Il est intéressant de remonter le temps et de voir la réaction médiatique lorsqu'il a été "promu" ministre de l'économie lors du VallsII il y a 5ans.

août 2014

ENQUETE: La bombe Macron


Le vendredi 29 août 2014, Emmanuel Macron, ministre de l'Economie depuis trois jours, accueille, dans le huis clos de Bercy, la conférence des dirigeants français d'entreprises étrangères. Il honore les engagements de son prédécesseur, Arnaud Montebourg, mais bénéficie d'un éloge personnalisé. Devant son hôte, le vice-président de Xerox Jacques Guers exhibe un exemplaire de... L'Equipe. Ce jour-là, le quotidien du sport titre "Casting idéal". Il parle, bien sûr, du tirage au sort de la future Ligue des champions de football !
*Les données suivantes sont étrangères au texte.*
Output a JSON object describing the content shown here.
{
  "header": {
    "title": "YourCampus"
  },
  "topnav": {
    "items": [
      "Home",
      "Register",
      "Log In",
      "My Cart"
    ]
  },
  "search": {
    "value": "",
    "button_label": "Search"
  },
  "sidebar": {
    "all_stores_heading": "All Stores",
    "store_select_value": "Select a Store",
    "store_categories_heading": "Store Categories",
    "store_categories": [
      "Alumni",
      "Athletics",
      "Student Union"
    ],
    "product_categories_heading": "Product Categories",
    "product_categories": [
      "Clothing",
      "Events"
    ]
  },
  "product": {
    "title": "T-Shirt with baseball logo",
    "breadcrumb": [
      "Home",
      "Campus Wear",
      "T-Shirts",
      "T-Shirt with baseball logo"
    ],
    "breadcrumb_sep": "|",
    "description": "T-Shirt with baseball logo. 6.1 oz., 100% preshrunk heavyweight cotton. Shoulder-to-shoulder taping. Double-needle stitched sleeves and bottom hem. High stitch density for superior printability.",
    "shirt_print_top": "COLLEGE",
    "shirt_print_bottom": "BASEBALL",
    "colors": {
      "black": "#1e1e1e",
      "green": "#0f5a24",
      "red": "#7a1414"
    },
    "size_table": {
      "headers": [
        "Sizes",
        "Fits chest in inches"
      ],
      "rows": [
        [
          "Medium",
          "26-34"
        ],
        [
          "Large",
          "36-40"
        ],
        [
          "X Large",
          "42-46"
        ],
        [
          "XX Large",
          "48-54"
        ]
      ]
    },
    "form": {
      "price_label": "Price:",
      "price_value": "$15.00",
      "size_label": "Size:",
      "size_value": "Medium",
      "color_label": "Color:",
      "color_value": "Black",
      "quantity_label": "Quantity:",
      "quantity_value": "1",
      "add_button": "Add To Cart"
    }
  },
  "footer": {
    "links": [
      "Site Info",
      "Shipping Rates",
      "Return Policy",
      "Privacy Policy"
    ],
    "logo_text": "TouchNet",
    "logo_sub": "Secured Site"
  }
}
Casting idéal, Macron à Bercy ? Casting symbolique, à coup sûr, parce que le parcours de l'ancien secrétaire général adjoint à l'Elysée (de mai 2012 à juillet 2014) se prête à la caricature. Jeune (36 ans), brillant (scolarité exemplaire couronnée par l'Inspection des finances), banquier d'affaires (quatre années chez Rothschild), libéral option gauche (une incongruité pour beaucoup), avec cette touche intello qui brouille les pistes.
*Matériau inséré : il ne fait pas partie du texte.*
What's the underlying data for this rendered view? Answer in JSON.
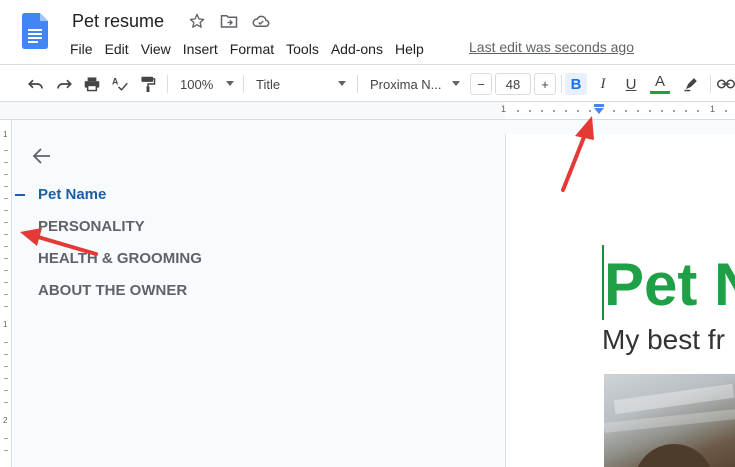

Pour les communistes, les écologistes, et la gauche du PS, il est et reste un ami de la finance. Et pour Guillaume Balas, eurodéputé, membre du mouvement Un monde d'avance, un ennemi de la démocratie : "Macron incarne ce courant au sein des élites bancaires et technocratiques, où l'on estime être quelques-uns à savoir et à sauver le pays, malgré lui." Henri Emmanuelli, lui-même ancien de Rothschild (comme "directeur adjoint, salarié", précise-t-il au Parisien du 31 août), apprécie "Emmanuel" sur le plan personnel, mais fustige "Macron" sur le plan politique : "Il est social-libéral [...], cette position qui se targue de modernité pour justifier la régression sociale." 
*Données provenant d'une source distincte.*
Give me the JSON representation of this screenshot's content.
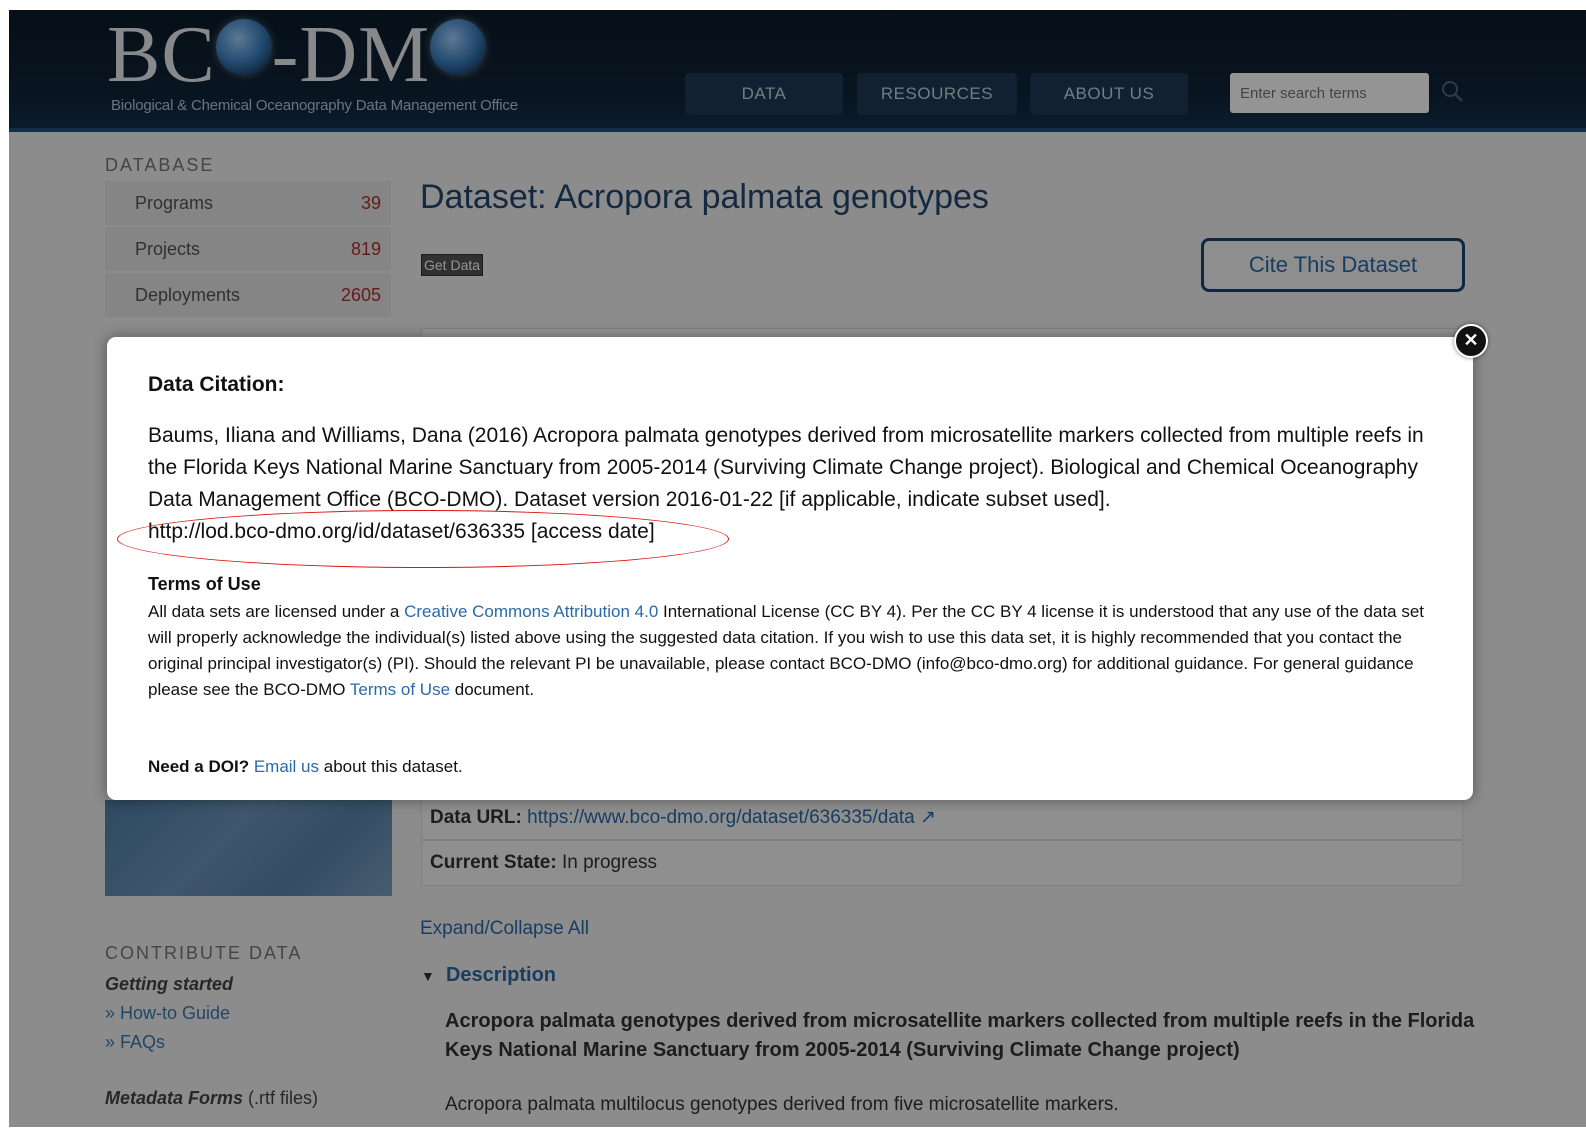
{
  "header": {
    "logo_text_a": "BC",
    "logo_text_b": "-DM",
    "logo_subtitle": "Biological & Chemical Oceanography Data Management Office",
    "nav": [
      "DATA",
      "RESOURCES",
      "ABOUT US"
    ],
    "search_placeholder": "Enter search terms"
  },
  "sidebar": {
    "database_heading": "DATABASE",
    "items": [
      {
        "label": "Programs",
        "count": "39"
      },
      {
        "label": "Projects",
        "count": "819"
      },
      {
        "label": "Deployments",
        "count": "2605"
      }
    ],
    "contribute_heading": "CONTRIBUTE DATA",
    "getting_started": "Getting started",
    "links": [
      "» How-to Guide",
      "» FAQs"
    ],
    "metadata_forms": "Metadata Forms",
    "metadata_forms_note": " (.rtf files)"
  },
  "main": {
    "title": "Dataset: Acropora palmata genotypes",
    "get_data": "Get Data",
    "cite_button": "Cite This Dataset",
    "data_url_label": "Data URL:",
    "data_url": "https://www.bco-dmo.org/dataset/636335/data",
    "state_label": "Current State:",
    "state_value": "In progress",
    "expand_all": "Expand/Collapse All",
    "description_heading": "Description",
    "description_title": "Acropora palmata genotypes derived from microsatellite markers collected from multiple reefs in the Florida Keys National Marine Sanctuary from 2005-2014 (Surviving Climate Change project)",
    "description_text": "Acropora palmata multilocus genotypes derived from five microsatellite markers."
  },
  "modal": {
    "heading": "Data Citation:",
    "citation": "Baums, Iliana and Williams, Dana (2016) Acropora palmata genotypes derived from microsatellite markers collected from multiple reefs in the Florida Keys National Marine Sanctuary from 2005-2014 (Surviving Climate Change project). Biological and Chemical Oceanography Data Management Office (BCO-DMO). Dataset version 2016-01-22 [if applicable, indicate subset used].",
    "citation_url": "http://lod.bco-dmo.org/id/dataset/636335 [access date]",
    "terms_heading": "Terms of Use",
    "terms_1": "All data sets are licensed under a ",
    "terms_link": "Creative Commons Attribution 4.0",
    "terms_2": " International License (CC BY 4). Per the CC BY 4 license it is understood that any use of the data set will properly acknowledge the individual(s) listed above using the suggested data citation. If you wish to use this data set, it is highly recommended that you contact the original principal investigator(s) (PI). Should the relevant PI be unavailable, please contact BCO-DMO (info@bco-dmo.org) for additional guidance. For general guidance please see the BCO-DMO ",
    "terms_link2": "Terms of Use",
    "terms_3": " document.",
    "doi_bold": "Need a DOI?",
    "doi_link": "Email us",
    "doi_rest": " about this dataset."
  },
  "colors": {
    "accent": "#2a6aa8",
    "highlight": "#d11111",
    "header_bg": "#0f2438"
  }
}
Un bleu qui ne s'est jamais présenté aux élections
De quoi Macron est-il le nom ? De deux décisions politiques de François Hollande et Manuel Valls. D'abord, la clarification : oui, ce gouvernement aime les entreprises, il le leur dit (discours de Manuel Valls au Medef, le 27 août) et il le prouve : "Les patrons sont assurés qu'a minima ils ne subiront plus de mesures hostiles", affirme l'un d'entre eux. Pour que le symbole soit plus éclatant, Macron hérite d'un ministère de plein exercice.

Comme souvent, l'Histoire s'écrit dans l'improvisation. A la fin de mars, Emmanuel Macron rêve de devenir secrétaire d'Etat au Budget. François Hollande ne veut pas : on n'envoie pas un bleu de 36 ans, qui ne s'est jamais frotté aux électeurs et au Parlement, à un poste où il faut, chaque année, porter la loi la plus emblématique de la République, le budget de l'Etat. L'inconscient parle aussi : faire un tel cadeau à un pur techno, si jeune, alors que lui, François Hollande, n'a jamais été ministre !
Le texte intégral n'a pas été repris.